Teaching – why do I bother?

Over the past few months, many people have asked me why I would even consider going back to teaching next year. Quite a few friends have suggested I should get into politics instead, some have sent me details about jobs in social media, and one or two have asked whether I might want to expand the tutoring I do. Repeatedly, I am reminded by them that teaching is “full on” and that I’ll be “done in” – best do something else, they kindly suggest.

What I have to explain is that although they are right, I love my job.

I am a teacher.

While at home raising my own child, I am a teacher.

Doing the shopping, I’m a teacher.

In the library, I’m a teacher.

At dinner parties, I’m a teacher.

Watching the news, reading the papers, on Facebook or Twitter, I’m first and foremost a teacher.

It is everything that I am and all I want to be.

The politics is important, of course. Keeping an eye on government policy, attending select committee meetings, meeting with experts, discussing ideas with others, running SOSNZ, sharing information – all of that matters a great deal.

And yes, in teaching, the hours of paperwork, the planning, the endless policy changes, the meetings, the scant professional development on offer – all of that can be frustrating.

But I’ll take it on the chin, because nothing compares to teaching.

Being able to help a child find their skills, grow in confidence, appreciate others’ talents, set their own goals, share their knowledge, and grow as a person is an honour above all others and is just magical.  That moment when a child realises they can do the very thing they thought was beyond them – that look – that triumph – what reward could top that?  Being there for the child who is feeling down or sick or a little lost, and being a caring and reliable adult for them, is a privilege. Working with parents, together, with the child at the centre is great.

And once I’m in my classroom, all that matter are the students. We are a family, a team. And boy, do we have fun! I learn, they learn – we go on magical journeys.

Just writing this, I am grinning.

So next time someone asks me why I bother teaching, I will tell them: Because it is all that I am, and I love it.

~ Dianne

Teacher Proud

About Save Our Schools NZ

"One needs to be slow to form convictions, but once formed they must be defended against the heaviest odds." Gandhi


4 thoughts on “Teaching – why do I bother?
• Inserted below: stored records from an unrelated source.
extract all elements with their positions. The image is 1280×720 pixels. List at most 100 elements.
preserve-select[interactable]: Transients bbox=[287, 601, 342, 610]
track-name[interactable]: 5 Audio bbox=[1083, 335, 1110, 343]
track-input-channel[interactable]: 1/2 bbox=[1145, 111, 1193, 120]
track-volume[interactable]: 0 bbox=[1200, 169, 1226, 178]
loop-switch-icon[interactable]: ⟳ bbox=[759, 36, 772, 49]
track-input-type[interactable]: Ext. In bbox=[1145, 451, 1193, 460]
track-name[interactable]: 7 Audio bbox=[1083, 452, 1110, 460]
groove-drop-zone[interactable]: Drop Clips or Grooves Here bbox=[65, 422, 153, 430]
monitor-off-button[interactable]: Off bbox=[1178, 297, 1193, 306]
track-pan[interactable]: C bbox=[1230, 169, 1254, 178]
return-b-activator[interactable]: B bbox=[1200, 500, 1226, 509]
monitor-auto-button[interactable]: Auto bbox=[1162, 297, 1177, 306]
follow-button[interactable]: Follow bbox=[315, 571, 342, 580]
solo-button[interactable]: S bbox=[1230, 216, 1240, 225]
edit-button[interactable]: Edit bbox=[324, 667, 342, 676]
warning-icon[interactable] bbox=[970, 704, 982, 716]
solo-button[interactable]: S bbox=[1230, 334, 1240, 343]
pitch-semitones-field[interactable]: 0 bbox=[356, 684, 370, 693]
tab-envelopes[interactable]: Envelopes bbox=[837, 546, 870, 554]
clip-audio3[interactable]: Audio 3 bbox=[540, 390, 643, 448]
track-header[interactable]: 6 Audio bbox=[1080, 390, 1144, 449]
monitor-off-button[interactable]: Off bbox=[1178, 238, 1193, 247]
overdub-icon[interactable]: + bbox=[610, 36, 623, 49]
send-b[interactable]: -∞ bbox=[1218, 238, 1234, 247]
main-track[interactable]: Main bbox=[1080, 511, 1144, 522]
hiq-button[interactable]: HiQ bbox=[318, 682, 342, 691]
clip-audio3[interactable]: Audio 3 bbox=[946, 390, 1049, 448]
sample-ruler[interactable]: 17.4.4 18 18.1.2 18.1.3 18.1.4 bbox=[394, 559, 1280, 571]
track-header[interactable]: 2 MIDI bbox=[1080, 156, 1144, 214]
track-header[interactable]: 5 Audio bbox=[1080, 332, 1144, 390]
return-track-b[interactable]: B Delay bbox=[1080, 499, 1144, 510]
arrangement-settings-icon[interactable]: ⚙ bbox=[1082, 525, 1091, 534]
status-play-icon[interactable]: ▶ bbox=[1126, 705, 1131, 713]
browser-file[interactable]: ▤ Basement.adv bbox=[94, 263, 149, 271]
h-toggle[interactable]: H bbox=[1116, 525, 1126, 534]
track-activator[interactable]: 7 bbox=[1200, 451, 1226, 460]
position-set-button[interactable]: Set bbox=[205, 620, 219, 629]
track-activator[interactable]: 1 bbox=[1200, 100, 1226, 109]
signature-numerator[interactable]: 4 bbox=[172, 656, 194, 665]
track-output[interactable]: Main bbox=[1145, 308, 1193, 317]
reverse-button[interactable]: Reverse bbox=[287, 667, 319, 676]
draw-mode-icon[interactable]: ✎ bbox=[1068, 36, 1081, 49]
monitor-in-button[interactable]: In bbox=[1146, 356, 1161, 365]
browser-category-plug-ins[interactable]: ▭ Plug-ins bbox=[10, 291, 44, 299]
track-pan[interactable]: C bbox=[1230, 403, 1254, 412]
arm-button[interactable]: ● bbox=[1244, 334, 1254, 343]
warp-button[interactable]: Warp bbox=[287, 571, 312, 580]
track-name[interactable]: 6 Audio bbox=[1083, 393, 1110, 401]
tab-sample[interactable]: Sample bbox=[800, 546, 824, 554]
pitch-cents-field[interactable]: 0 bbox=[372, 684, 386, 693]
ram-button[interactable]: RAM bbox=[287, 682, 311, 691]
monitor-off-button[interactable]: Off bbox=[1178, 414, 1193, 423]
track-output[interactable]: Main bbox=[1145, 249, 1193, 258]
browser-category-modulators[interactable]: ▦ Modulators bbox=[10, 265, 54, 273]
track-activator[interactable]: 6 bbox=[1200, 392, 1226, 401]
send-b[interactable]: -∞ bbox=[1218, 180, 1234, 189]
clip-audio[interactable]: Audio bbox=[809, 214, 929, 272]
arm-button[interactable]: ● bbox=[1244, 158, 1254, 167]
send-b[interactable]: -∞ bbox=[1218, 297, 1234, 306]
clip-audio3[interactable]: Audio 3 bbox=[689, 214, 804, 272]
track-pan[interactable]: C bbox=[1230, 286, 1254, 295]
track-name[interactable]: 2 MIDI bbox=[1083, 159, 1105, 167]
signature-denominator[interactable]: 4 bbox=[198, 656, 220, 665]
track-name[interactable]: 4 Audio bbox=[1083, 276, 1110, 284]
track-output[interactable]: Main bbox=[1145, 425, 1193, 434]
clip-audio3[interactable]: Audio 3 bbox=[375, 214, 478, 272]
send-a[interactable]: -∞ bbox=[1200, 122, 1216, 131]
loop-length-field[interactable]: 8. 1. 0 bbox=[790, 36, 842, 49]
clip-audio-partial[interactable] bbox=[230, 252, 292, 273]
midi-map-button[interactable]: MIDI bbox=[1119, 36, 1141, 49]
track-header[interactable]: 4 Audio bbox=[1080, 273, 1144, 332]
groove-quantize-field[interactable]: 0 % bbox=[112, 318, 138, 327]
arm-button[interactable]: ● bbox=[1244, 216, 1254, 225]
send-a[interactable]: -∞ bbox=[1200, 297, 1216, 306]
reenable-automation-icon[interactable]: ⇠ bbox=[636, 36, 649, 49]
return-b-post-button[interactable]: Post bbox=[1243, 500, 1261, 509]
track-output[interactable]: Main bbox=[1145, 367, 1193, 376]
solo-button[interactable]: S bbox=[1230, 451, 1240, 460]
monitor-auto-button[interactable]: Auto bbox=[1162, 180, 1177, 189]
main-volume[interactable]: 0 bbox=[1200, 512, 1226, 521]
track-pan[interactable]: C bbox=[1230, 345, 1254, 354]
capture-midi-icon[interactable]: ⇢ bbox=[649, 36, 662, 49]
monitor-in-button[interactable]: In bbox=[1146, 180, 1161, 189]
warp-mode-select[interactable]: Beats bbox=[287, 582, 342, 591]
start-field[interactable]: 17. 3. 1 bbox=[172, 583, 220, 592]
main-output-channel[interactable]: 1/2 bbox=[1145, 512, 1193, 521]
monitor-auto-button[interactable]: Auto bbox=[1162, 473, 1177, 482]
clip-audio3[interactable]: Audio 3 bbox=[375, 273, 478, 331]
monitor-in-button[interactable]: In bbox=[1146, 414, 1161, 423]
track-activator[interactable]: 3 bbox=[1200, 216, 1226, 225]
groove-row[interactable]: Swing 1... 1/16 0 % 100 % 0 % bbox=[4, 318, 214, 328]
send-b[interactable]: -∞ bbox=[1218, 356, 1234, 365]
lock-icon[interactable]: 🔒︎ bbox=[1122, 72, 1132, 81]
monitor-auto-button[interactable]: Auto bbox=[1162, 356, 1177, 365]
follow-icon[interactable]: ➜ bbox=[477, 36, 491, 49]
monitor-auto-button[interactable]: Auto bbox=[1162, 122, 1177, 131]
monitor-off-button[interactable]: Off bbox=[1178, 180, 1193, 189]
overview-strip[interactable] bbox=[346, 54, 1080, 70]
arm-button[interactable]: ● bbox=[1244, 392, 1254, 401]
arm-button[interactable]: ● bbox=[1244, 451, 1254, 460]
  1. I know exactly what you’re saying. 🙂 You go girl!


    Posted by Alison. | November 19, 2014, 6:54 am
  2. The thing is – when we’ve been ‘out’ of teaching for a while, it is so easy to idealise the classroom experience. Those who know – who are there now – realise that the joy of the day to day learning, the fun of it, is being sucked away by the data collection; the number crunching; the triple layers of assessment proof; the detailed professional journalling; the challenging learners who are exponentially over represented and under funded. The impositions of more and more, without taking something away – you’ve written about it, protested it, decried the developments, but living with them, working with them just ain’t fun any more.
    Activism, researching, personal professional development, participating in actions/activities/events over and above what we need to do to run a classroom effectively, alongside maybe a couple of curriculum or collegial responsibilities which are expected of experienced teachers – these things become impossible to fit in if you want to sustain your energy and still carve out a tiny piece of your own personal and family space.
    Di – trust those who are telling you – it is not the same. Yes, we are always teachers to the bone, no matter where we are, or what changes to our career we make. But it is not the same beast you left.
    More power to you, but be prepared to be shocked – the coalface is grimy.

    Liked by 1 person

    Posted by Natalie | December 5, 2014, 9:42 pm
  3. That’s my a fear I have, Natalie. How sad that good – in fact great – teachers are being beaten down like this. Kia kaha. x


    Posted by Save Our Schools NZ | December 5, 2014, 10:07 pm
  4. You are dead right….you have to be a special sort of person, one who continually gives with no expectation of receiving much at all. Your time will no longer be your own and your ability to fight the GERM will be seriously eroded. And those driving the privatisation know this of teachers….that ultimately we will put up with anything to continue following our calling…..and that we are too exhausted to fight back effectively. Many of my colleagues, devoted and passionate educators, are just too tired and under-resourced to push back.